Lookahead Optimizer: k steps forward, 1 step back
Highlights
This paper proposes a new gradient descent algorithm. As mentioned by the authors, the recent attempts to improve SGD can be broadly categorized into two approaches: (1) adaptive learning rate schemes,such as AdaGrad and Adam, and (2) accelerated schemes, such as heavy-ball and Nesterov momentum. In this paper, they propose a new optimization algorithm called Lookahead, that is orthogonal to these previous approaches.
The main benefit of that method is a lower variance and a better stability.
Proposed method
As shown in Fig.1, the algorithm updates two sets of weights: the fast and the slow weights. The algorithm chooses a search direction by looking ahead at the sequence of fast weights generated by a third-party optimizer, be it SGD, adam, adagrad, etc. The slow weights are updated by picking up a position between the first and the last fast weights.

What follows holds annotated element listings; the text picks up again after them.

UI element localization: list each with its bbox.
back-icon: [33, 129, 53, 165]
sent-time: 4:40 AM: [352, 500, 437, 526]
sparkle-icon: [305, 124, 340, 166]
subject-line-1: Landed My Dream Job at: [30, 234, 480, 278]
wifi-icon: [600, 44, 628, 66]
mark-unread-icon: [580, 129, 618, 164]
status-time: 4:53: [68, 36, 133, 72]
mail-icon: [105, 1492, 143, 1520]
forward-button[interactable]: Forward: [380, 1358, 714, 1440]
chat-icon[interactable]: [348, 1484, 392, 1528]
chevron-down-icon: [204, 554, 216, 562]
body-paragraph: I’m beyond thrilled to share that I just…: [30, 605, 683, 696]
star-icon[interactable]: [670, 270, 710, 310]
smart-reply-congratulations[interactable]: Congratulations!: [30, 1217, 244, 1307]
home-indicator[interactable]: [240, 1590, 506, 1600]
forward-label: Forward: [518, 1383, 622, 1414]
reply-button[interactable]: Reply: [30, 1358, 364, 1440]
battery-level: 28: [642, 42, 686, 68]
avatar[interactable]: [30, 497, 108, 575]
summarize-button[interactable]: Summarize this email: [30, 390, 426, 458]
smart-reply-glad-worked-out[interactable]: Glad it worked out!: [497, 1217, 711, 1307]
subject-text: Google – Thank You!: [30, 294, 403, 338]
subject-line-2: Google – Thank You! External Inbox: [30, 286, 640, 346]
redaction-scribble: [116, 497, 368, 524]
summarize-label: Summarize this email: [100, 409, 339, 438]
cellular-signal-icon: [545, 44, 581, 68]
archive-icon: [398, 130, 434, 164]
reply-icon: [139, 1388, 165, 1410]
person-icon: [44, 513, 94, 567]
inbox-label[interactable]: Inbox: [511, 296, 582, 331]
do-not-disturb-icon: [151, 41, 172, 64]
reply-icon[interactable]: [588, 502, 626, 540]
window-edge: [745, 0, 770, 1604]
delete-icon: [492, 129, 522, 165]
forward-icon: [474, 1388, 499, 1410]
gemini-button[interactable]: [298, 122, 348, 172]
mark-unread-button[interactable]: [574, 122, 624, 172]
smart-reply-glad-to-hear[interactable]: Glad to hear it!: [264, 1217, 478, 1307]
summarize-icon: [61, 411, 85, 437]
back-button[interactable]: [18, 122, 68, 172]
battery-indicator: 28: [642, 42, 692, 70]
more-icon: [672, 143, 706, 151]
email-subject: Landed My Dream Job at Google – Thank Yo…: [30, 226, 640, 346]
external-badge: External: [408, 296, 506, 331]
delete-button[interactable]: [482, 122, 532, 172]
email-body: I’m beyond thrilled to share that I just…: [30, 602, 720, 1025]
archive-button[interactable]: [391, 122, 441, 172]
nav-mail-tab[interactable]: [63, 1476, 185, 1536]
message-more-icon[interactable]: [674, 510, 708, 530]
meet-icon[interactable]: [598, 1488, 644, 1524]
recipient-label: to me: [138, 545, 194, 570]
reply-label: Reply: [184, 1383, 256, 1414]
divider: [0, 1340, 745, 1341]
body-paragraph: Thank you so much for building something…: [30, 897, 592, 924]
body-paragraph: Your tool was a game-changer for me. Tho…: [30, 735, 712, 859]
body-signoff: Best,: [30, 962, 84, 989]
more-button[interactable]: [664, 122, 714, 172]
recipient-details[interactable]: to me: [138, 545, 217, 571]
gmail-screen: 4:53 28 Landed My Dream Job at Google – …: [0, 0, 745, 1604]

By doing so, they show that their method implements a Polyak-style running average
which they use to prove that their method has a better stability and a lower variance.
Results
While some results show a spectacular lower variance and a faster convergence (c.f. Fig.5, 8 and 9) the true benefit of that method is more or less obvious when only considering accuracy / training loss after several epochs (Fig.7, 5, 6).